Land Portal Linked Open Data: generation process
The process to offer all the Land Portal data as Linked Open Data is not a trivial task. Some task are run for this purpose. Let's have a one on them (see the numbers in the circles):
- The first process is to generate RDF from the statistical data that is not available as Linked Open Data in the Land Book LOD Data Model. The statistical data, that comes from a variety of datasets and in a divertisty of formats (excel files, CSV, APIs, JSON, XML...) is passed throught a one of the landbook-importers (available on the github repository). So, after the import process, a list of RDF files are generated and ready to be uploaded to the triple store.

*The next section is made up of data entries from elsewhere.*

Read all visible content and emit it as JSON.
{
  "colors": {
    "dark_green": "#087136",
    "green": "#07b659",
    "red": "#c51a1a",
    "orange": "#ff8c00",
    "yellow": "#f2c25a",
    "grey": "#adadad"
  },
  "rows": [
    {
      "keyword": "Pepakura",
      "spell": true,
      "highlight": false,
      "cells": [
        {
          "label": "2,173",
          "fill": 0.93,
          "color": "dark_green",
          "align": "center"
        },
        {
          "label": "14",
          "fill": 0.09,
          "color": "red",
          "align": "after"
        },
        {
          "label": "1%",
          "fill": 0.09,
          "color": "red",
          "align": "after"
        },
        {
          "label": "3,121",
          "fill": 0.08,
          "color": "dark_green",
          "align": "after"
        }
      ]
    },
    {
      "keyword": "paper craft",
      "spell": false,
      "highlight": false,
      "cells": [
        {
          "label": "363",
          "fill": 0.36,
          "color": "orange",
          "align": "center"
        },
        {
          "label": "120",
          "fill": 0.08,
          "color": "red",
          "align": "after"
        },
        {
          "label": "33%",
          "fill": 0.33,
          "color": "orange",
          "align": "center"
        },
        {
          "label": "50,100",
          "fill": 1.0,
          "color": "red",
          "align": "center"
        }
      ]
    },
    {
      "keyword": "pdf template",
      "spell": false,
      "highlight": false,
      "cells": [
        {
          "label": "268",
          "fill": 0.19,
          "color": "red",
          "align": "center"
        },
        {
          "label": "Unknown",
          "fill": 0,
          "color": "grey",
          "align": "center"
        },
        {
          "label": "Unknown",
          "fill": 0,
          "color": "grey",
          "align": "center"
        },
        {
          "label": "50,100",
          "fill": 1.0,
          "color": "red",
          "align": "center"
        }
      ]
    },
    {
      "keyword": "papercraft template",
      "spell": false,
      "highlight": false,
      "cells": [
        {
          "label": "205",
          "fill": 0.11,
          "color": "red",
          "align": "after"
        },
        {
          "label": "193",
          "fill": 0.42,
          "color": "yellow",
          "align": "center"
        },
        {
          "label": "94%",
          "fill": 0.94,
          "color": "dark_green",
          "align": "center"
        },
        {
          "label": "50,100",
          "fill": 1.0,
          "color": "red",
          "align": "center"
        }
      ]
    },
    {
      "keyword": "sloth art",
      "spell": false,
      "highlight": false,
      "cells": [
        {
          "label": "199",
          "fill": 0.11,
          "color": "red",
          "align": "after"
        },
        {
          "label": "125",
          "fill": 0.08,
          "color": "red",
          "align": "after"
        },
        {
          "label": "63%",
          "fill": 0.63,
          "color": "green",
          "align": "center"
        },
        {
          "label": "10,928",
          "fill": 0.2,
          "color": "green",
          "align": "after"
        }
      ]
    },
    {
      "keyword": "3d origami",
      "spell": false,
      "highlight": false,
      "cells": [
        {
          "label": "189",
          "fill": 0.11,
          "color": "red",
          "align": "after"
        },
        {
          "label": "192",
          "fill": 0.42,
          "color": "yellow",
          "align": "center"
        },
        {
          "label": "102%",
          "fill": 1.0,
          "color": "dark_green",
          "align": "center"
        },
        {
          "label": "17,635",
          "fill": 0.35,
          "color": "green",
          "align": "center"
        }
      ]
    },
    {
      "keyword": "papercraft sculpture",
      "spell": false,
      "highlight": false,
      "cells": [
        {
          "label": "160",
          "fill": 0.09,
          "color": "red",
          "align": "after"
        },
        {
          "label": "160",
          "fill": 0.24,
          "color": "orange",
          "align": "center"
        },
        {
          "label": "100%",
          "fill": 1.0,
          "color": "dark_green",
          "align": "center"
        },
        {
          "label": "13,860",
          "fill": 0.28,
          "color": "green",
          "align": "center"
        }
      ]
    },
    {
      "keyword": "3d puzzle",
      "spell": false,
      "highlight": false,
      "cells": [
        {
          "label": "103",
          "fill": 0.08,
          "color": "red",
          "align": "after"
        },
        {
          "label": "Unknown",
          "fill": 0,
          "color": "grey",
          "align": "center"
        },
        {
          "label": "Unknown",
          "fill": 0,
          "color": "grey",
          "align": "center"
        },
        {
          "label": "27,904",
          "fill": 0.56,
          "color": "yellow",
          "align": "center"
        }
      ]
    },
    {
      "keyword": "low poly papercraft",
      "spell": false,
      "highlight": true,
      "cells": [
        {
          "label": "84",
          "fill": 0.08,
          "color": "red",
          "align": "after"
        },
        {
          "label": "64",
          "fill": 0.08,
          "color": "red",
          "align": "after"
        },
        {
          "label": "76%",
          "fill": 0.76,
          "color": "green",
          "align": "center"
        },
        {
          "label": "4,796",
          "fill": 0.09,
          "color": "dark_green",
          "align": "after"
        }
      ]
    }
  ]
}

- The generated RDF files (that contains the statistical information) are uploaded to Virtuoso, a triple store (also know as RDF store), where the information can be queried using the SPARQL protocol.

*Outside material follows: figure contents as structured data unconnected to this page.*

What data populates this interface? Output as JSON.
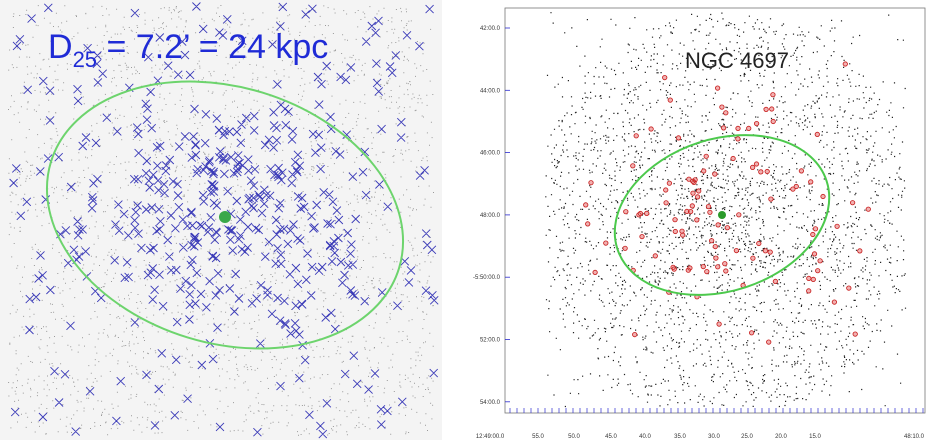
{
  "left_panel": {
    "label": {
      "main": "D",
      "subscript": "25",
      "rest": " = 7.2’ = 24 kpc"
    }
  },
  "right_panel": {
    "title": "NGC 4697",
    "y_labels": [
      "42:00.0",
      "44:00.0",
      "46:00.0",
      "48:00.0",
      "-5:50:00.0",
      "52:00.0",
      "54:00.0"
    ],
    "x_labels": [
      "12:49:00.0",
      "55.0",
      "50.0",
      "45.0",
      "40.0",
      "35.0",
      "30.0",
      "25.0",
      "20.0",
      "15.0",
      "48:10.0"
    ]
  }
}
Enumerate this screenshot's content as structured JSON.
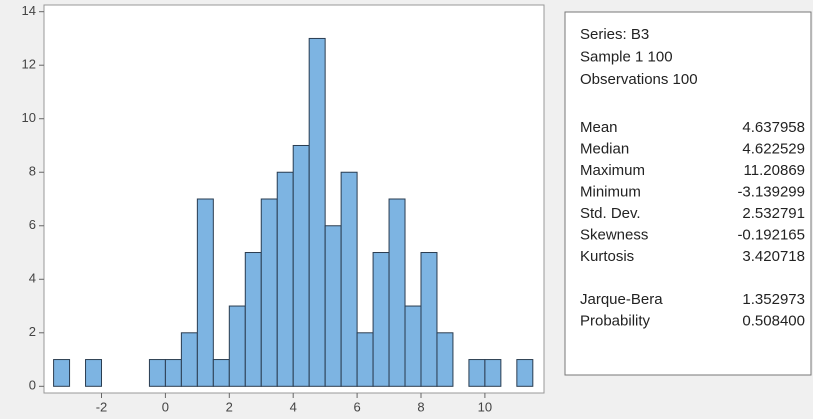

This process is focused in uploading the data from landportal.org into the Virtuoso triple store in the Land Portal LOD data model. landportal.org (this portal that is running over a Drupal instance) hosts a lot of data saved in a MySQL database. In order to push all this data into the Land Portal Virtuoso a process is runned. This process, using the SPARQL Update protocol, is a combination of a customized fork of the rdfx module (that shapes the RDF generated by Drupal) and a customized fork of the RDF Drupal Indexer module. The latter module uses the Drupal Search API to publish triples to a triple store (in a selected graph).